1969-70: The Ministère des Affaires culturelles du Québec places its national maritime collection with the Musée maritime de la Côte-du-Sud.
1974: The Museum is officially dedicated to the memory of Captain Joseph-Elzéar Bernier and is now known as the Musée maritime Bernier
1975: The Museum is accredited a private museum by the Ministère des Affaires culturelles du Québec.
1979: Thanks to the generosity of Groupe CSL Ltée, the Museum becomes the owner of the sailing ship J.-E. Bernier. This ship travelled around North America from Montréal to the Arctic through the Northwest Passage and the Panama Canal.
1980: Through the Crown Assets Distribution Centre and the National Museums of Canada, the Canadian Coast Guard presents the Museum with the icebreaker Ernest Lapointe.
1981-82: The Museum is completely refurbished to meet museum standards.
1983: The Museum acquires the hydrofoil Bras d’Or 400
1985: Creation of the Fondation du Musée maritime Bernier (foundation).
1990-92: Major restoration work on the icebreaker Ernest Lapointe.
1994: Creation of a marine interpretation park and opening to the public of the Bras d’Or 400.
1996-97: With the addition of the Boathouse (interpretation and exhibit areas and the construction of traditional watercraft), the Museum establishes a site comparable to the great maritime museums in the world.
1998: Change of name to the Musée maritime du Québec
2008: The Musée maritime du Québec celebrates its 40th anniversary! Participation in the 400th anniversary of Québec with the exhibition Bleu de mer, blanc d’ivoire at the Bassin Brown.

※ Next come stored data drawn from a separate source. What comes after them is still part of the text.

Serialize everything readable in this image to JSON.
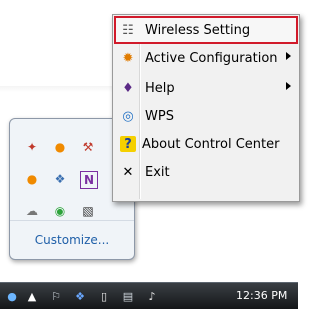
{
  "context_menu": {
    "items": [
      {
        "label": "Wireless Setting",
        "icon": "wireless-setting-icon",
        "submenu": false,
        "highlighted": true
      },
      {
        "label": "Active Configuration",
        "icon": "active-config-icon",
        "submenu": true,
        "highlighted": false
      },
      {
        "label": "Help",
        "icon": "help-book-icon",
        "submenu": true,
        "highlighted": false
      },
      {
        "label": "WPS",
        "icon": "wps-icon",
        "submenu": false,
        "highlighted": false
      },
      {
        "label": "About Control Center",
        "icon": "question-icon",
        "submenu": false,
        "highlighted": false
      },
      {
        "label": "Exit",
        "icon": "close-icon",
        "submenu": false,
        "highlighted": false
      }
    ],
    "highlight_color": "#d11a2a"
  },
  "tray_overflow": {
    "customize_label": "Customize...",
    "icons": [
      "adobe-icon",
      "orange-circle-icon",
      "tool-icon",
      "orange-dot-icon",
      "app-icon",
      "onenote-icon",
      "cloud-icon",
      "green-app-icon",
      "device-icon"
    ]
  },
  "taskbar": {
    "clock": "12:36 PM",
    "icons": [
      "network-user-icon",
      "show-hidden-arrow-icon",
      "action-center-icon",
      "bluetooth-icon",
      "usb-device-icon",
      "network-icon",
      "volume-icon"
    ]
  }
}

2009: The Museum highlights the 100th anniversary of the taking of possession for the Dominion of Canada of the entire Arctic Archipelago by Captain Joseph-Elzéar Bernier and his crew. This same year marked the beginning of renovation work at the Joseph-Elzéar Bernier Pavilion, the former National Bank and the construction of the reception pavilion.
2010: Inauguration of the renovated Museum.
2013: Inauguration of the new permanent exhibition, Sea Roots.
2014: On the occasion of the 100th anniversary of the sinking of the Empress of Ireland, the Museum discloses the results of the chemical analysis of the contents of bottles found in the shipwreck. These bottles are part of the Museum’s collection. Furthermore, for a number of years, the Museum’s collection contained bones from victims of the Empress of Ireland. The bones were brought to the surface during diving expeditions carried out in 1964 and 1965. These human remains are buried at the cemetery in Rimouski at the base of a monument built to commemorate the victims of this famous shipwreck.
2015: The Museum participates in the “Knowledge Acquisition Wrecks St. Lawrence” project in partnership with the Centre Interdisciplinaire de Développementen Cartographie des Océans (CIDCO – interdisciplinary centre for the development of ocean mapping), the Cimetière du Saint-Laurent and the St. Lawrence Global Observatory (SLGO). The purpose of the project is to document wrecks lying at the bottom of the St. Lawrence River using acoustic techniques mapping to create precise seabed maps.
2016: In 2016, under the terms of the Cultural Heritage Act, the Government of Quebec designates Captain Joseph-Elzéar Bernier a historical figure.
2017: The Institut de recherche en histoire maritime et archéologie subaquatique (IRHMAS – maritime history and underwater archeology research institute) sets up its headquarters at the Museum.
2018: The Museum celebrates the 50th anniversary of its foundation. More than 25 cultural events are presented. A new permanent exhibition is inaugurated in the Boathouse and a podcast « Ralentis, la marée monte ! »launched on the Route des Navigateurs between L’Islet and Saint-Roch-des-Aulnaies.